Badische Zeitung Ortenau, 08.04.2023

 

„Dem Elend ins Auge schauen und solidarisch sein“

In ihren Osterbotschaften thematisieren die Offenburger Seelsorger auch die schweren Themen der Zeit. Sie rufen dazu auf, sich den Seiten des Lebens zu stellen, die nicht gelungen sind.

Offenburg Ostern, das größte christliche Fest, gibt es nicht ohne Karfreitag. Die Offenburger Seelsorger Jutta Wellhöner und Matthias Bürkle ermuntern dazu die „Wunden des Lebens“ in der Auferstehungsfreude nicht auszuklammern.
Ostern sei nicht ein heiter beschwingtes Halleluja-Singen und Ostereiersuchen, sondern umfasse das ganze Leben, wie es persönlich, aber auch in Gesellschaft und in der Welt erlebt werde. Karfreitag und Ostern gehören unabdingbar zusammen.
Nach der Trauer des Karfreitags gelte es, nicht einfach nur erleichtert nach vorne zu schauen, sondern sich auch den Fragen des Lebens zu stellen, die nicht gelungen sind. Was die letzten Jahre geprägt habe, seien die Coronazeit mit Verlusten in den eigenen Familien, mit Krankheiten wie Long Covid, dazu der Ukraine-Krieg mit seinen Folgen, auch den höheren Preisen und den Energieversorgungsproblemen, das Erdbeben in der Grenzregion von Syrien und der Türkei und das große Thema Klimawandel. „Das alles gehöre mit dazu wenn wir 2023 Ostern feiern“, so der katholische Dekan Matthias Bürkle. „Wenn wir in die Ostertexte hineinschauen sehen wir, dass nicht von einem Strahlemann die Rede ist, sondern dass der Auferstandene auch an seinen Wunden erkennbar ist, wie man im Evangelium vom Apostel Thomas nachlesen kann.“ Auch mit seinen Wunden werde Christus als derjenige erfahren, der in einer neuen Welt da sei und lebe.

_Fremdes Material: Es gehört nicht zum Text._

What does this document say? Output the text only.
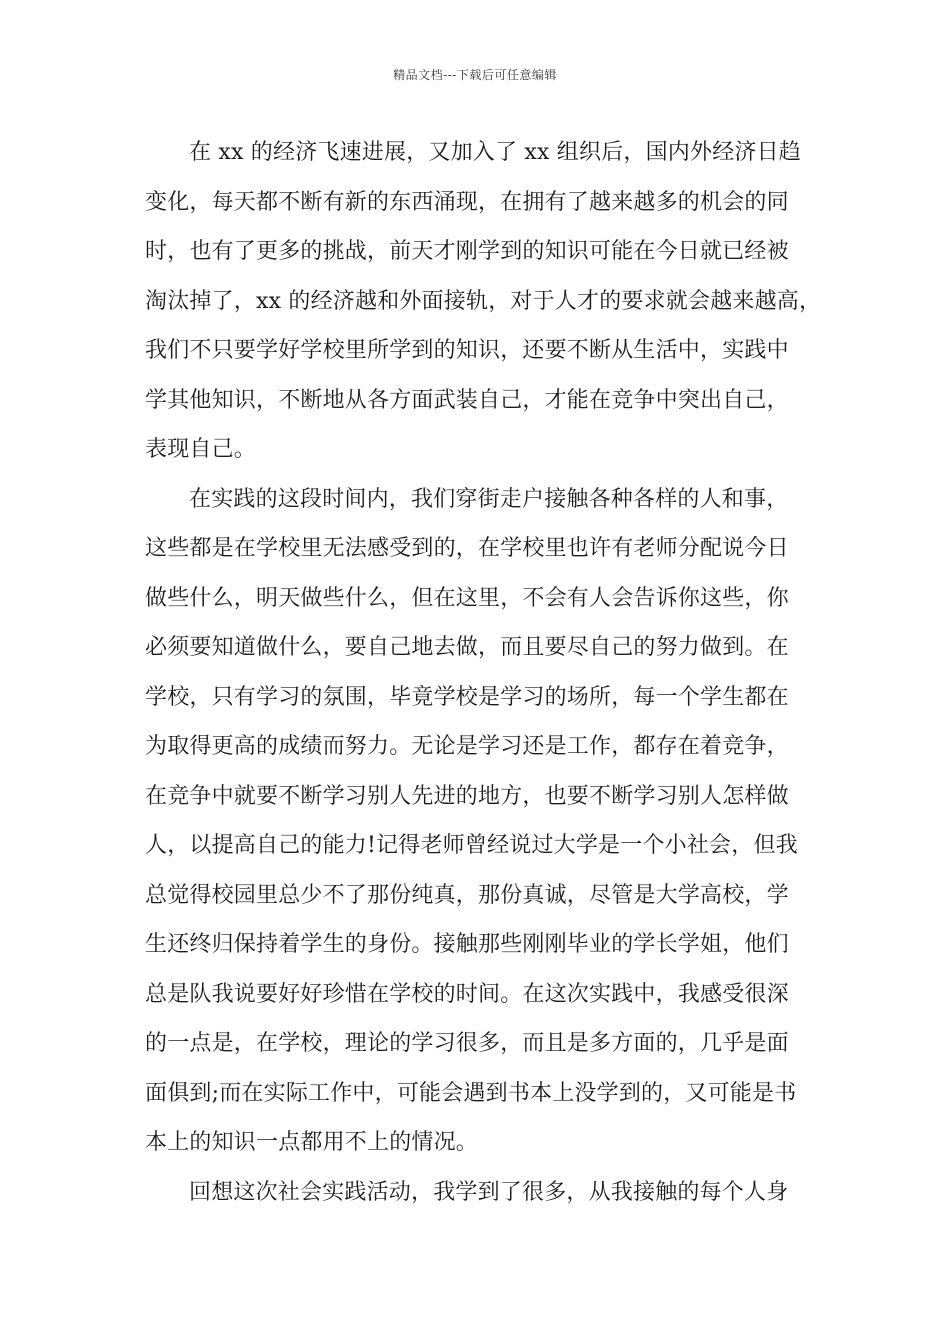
精品文档---下载后可任意编辑
在 xx 的经济飞速进展，又加入了 xx 组织后，国内外经济日趋
变化，每天都不断有新的东西涌现，在拥有了越来越多的机会的同
时，也有了更多的挑战，前天才刚学到的知识可能在今日就已经被
淘汰掉了，xx 的经济越和外面接轨，对于人才的要求就会越来越高，
我们不只要学好学校里所学到的知识，还要不断从生活中，实践中
学其他知识，不断地从各方面武装自己，才能在竞争中突出自己，
表现自己。
在实践的这段时间内，我们穿街走户接触各种各样的人和事，
这些都是在学校里无法感受到的，在学校里也许有老师分配说今日
做些什么，明天做些什么，但在这里，不会有人会告诉你这些，你
必须要知道做什么，要自己地去做，而且要尽自己的努力做到。在
学校，只有学习的氛围，毕竟学校是学习的场所，每一个学生都在
为取得更高的成绩而努力。无论是学习还是工作，都存在着竞争，
在竞争中就要不断学习别人先进的地方，也要不断学习别人怎样做
人，以提高自己的能力!记得老师曾经说过大学是一个小社会，但我
总觉得校园里总少不了那份纯真，那份真诚，尽管是大学高校，学
生还终归保持着学生的身份。接触那些刚刚毕业的学长学姐，他们
总是队我说要好好珍惜在学校的时间。在这次实践中，我感受很深
的一点是，在学校，理论的学习很多，而且是多方面的，几乎是面
面俱到;而在实际工作中，可能会遇到书本上没学到的，又可能是书
本上的知识一点都用不上的情况。
回想这次社会实践活动，我学到了很多，从我接触的每个人身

Bürkle klammert auch nicht die aktuellen Wunden nicht, die vor allem jungen Menschen durch Vertreterinnen und Vertreter der Kirche zugefügt wurden und die oft nach vielen Jahren immer wieder aufbrechen. Jetzt stehe am 18.April die Veröffentlichung des Missbrauchsgutachtens für die Erzdiözese Freiburg im Raum. Auch aus diesem Anlass würden bei Betroffenen wieder alte Wunden unvorstellbare Schmerzen auslösen. Dennoch habe er ein ganz starkes Vertrauen, dass die Kirche aus der Vergangenheit lernen werde. Dass sie gerade auch durch die Feier der Tage des Leidens und der Auferstehung ihres Herrn von ihm die Kraft erhalten werde, nicht wegzuschauen, wo es Gewalt und Verbrechen gebe und anders damit umzugehen, als in der Vergangenheit.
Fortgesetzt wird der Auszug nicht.